Mayor Eric Adams unveiled his massive financial plan — standing at over $102 billion, including funding for affordable housing, public safety and green jobs.

Some of the programs set to be expanded include streamlining the process to build more housing, as well as making both schools and streets safer.

What You Need To Know

  • Mayor Adams unveiled a 102.7 Billion preliminary budget for Fiscal Year 2024 on Thursday

  • The budget includes funding for affordable housing, public safety, green jobs, and school and street safety

  • The budget is the first step in a long process before a final budget is finalized by the June 30 deadline

Notably, the budget does not include new cuts to the Education Department. The funding will remain at $160 million-dollars. School cuts were unexpectedly made last year and approved by the City Council.

“But we heard from families that some schools need more time to adjust in order to avoid disruptions to students. So despite the fiscal challenges, we have added an additional $80 million to that funding pool for fiscal year 2024,” Adams said.

Adams noted that a major highlight of the budget has been savings.

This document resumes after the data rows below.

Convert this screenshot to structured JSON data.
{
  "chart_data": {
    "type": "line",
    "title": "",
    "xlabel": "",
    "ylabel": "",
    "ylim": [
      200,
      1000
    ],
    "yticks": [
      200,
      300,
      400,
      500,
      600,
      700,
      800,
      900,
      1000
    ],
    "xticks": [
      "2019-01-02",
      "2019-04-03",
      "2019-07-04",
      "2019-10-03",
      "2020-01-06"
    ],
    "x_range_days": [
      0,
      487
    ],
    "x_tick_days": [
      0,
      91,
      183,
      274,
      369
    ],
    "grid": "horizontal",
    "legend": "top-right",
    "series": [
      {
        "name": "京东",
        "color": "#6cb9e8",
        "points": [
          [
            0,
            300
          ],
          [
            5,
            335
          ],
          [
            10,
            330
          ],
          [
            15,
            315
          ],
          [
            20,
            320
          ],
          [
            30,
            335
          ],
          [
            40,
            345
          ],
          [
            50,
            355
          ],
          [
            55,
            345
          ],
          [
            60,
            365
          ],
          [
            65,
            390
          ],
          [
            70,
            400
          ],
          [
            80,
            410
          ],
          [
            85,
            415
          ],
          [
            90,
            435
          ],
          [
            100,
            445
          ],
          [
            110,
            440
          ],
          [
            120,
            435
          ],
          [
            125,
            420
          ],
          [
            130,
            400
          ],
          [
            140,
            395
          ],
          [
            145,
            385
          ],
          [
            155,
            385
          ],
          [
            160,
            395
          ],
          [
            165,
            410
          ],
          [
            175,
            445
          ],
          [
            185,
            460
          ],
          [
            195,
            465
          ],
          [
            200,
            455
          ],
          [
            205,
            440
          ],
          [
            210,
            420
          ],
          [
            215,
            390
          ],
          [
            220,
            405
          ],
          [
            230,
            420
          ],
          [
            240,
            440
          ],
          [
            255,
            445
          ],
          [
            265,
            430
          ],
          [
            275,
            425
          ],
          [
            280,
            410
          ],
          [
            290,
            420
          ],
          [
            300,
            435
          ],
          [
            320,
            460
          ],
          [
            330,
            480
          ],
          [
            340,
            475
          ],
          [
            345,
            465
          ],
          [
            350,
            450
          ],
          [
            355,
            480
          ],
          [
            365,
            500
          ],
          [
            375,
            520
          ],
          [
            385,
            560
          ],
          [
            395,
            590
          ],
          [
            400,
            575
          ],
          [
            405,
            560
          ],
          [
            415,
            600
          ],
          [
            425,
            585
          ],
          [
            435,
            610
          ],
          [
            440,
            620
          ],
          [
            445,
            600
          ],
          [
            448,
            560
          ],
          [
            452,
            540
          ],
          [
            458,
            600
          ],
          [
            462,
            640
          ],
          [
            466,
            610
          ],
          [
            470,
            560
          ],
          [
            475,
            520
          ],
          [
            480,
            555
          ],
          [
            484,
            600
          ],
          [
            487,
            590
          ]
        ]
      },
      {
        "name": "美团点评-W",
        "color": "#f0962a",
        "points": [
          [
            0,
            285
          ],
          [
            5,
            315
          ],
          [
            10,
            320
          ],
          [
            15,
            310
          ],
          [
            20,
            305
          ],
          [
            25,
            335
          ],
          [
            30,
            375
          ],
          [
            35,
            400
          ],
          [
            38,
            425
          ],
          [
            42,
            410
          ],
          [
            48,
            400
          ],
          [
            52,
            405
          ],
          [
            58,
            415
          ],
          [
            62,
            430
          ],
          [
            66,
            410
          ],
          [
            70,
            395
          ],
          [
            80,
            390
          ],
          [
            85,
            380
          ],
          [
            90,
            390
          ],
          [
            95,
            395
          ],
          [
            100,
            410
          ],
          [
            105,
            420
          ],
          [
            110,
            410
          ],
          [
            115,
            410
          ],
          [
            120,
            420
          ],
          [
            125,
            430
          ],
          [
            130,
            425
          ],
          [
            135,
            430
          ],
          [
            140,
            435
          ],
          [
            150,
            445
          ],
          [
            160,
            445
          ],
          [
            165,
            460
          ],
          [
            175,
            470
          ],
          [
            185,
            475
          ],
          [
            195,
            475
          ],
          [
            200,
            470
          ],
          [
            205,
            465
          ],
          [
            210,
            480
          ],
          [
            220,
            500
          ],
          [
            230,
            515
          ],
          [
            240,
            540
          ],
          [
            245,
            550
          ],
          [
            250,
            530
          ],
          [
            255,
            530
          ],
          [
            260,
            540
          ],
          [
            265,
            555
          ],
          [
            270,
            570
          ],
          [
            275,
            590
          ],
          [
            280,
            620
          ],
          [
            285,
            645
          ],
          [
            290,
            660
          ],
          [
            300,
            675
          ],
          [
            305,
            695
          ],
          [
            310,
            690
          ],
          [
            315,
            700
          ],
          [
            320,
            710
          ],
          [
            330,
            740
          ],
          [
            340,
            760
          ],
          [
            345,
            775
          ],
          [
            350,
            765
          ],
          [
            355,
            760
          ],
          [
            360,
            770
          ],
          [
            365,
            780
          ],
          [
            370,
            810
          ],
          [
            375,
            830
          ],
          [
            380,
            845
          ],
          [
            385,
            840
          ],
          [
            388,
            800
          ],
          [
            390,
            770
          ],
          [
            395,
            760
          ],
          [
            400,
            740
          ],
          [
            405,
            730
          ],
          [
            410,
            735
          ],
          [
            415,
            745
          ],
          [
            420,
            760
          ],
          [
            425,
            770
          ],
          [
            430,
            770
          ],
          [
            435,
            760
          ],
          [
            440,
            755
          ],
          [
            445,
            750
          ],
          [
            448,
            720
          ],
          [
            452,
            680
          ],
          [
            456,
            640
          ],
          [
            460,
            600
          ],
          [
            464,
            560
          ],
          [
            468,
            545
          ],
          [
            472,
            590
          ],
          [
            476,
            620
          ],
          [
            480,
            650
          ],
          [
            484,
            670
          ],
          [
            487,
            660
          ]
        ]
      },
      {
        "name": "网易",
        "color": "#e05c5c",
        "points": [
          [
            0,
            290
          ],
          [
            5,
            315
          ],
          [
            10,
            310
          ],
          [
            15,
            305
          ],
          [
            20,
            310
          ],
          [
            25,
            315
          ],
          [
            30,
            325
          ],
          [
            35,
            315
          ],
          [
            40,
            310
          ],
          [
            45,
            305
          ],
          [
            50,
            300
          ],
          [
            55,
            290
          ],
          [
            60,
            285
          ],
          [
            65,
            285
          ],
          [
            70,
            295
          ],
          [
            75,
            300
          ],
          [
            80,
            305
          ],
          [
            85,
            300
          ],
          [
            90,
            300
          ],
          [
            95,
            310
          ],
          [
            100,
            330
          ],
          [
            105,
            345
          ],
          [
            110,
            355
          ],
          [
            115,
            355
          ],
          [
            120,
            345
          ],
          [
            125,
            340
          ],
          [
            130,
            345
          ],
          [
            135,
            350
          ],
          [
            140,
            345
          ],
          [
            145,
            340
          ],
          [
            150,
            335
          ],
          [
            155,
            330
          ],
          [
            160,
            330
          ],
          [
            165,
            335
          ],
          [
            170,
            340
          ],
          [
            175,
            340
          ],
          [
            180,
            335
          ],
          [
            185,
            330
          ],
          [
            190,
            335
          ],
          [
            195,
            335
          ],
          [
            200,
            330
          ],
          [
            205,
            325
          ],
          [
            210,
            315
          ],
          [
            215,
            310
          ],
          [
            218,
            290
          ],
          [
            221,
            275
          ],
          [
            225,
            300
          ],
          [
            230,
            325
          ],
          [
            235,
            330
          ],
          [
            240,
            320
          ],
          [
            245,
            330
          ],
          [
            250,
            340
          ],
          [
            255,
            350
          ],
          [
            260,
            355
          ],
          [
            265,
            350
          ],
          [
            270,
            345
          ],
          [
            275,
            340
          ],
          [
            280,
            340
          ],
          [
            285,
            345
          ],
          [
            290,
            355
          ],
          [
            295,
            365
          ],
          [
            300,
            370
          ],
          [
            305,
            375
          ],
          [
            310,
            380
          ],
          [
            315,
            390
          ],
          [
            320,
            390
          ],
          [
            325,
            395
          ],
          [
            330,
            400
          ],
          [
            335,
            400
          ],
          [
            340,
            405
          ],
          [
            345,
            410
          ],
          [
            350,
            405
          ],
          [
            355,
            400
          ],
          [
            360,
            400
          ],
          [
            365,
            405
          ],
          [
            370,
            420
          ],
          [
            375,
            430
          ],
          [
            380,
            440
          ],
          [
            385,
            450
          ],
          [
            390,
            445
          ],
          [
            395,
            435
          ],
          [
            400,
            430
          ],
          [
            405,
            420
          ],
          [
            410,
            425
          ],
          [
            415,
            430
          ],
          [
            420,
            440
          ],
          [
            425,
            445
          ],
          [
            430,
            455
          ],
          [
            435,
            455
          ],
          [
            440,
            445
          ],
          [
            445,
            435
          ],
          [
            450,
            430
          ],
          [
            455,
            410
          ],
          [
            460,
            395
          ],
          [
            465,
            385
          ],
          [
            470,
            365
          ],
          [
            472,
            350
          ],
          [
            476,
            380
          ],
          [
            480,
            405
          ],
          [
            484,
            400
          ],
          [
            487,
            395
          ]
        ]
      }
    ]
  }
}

The city reserves currently stand at over $8 billion, which he attributed to his vacancy reduction plan, which cut vacancy positions by 50% across city agencies.

“Some will argue that vacancy reduction results in agencies not being able to do their jobs. Don’t believe them,” Adams said in citing criticism he’s received for his aggressive tactics for keeping the city’s budget light.

“We are focused on governing efficiently and measuring success not by how much we spend, but by our achievements,” he added.

One of the challenges the city continues to face is providing shelter and other resources to the wave of asylum seekers. As of December, the city has spent an estimated $366 million.

“New Yorkers will be left footing the bill. Now and in the future,” Adams said.

Adams’ budget announcement came just hours after the City Council set the groundwork for a budget fight over previous cuts to essential areas.

City Council leaders noted that the mayor had cut millions in funding for public colleges, social services, libraries and early childhood education that they planned to fight for in the upcoming year.

In a statement City Council Speaker Adrienne Adams and the council's finance committee chair, City Councilmember Justin Brannan, said, “We will not allow our city to be damaged by the undermining of city agencies and services that meet the essential needs of all New Yorkers. We are committed to delivering for New Yorkers, and we are prepared to fight to realize our vision in this year’s budget.”

Adams met with City Council members earlier in the day. Sources said the talks went well, and that it is a starting point for negotiations.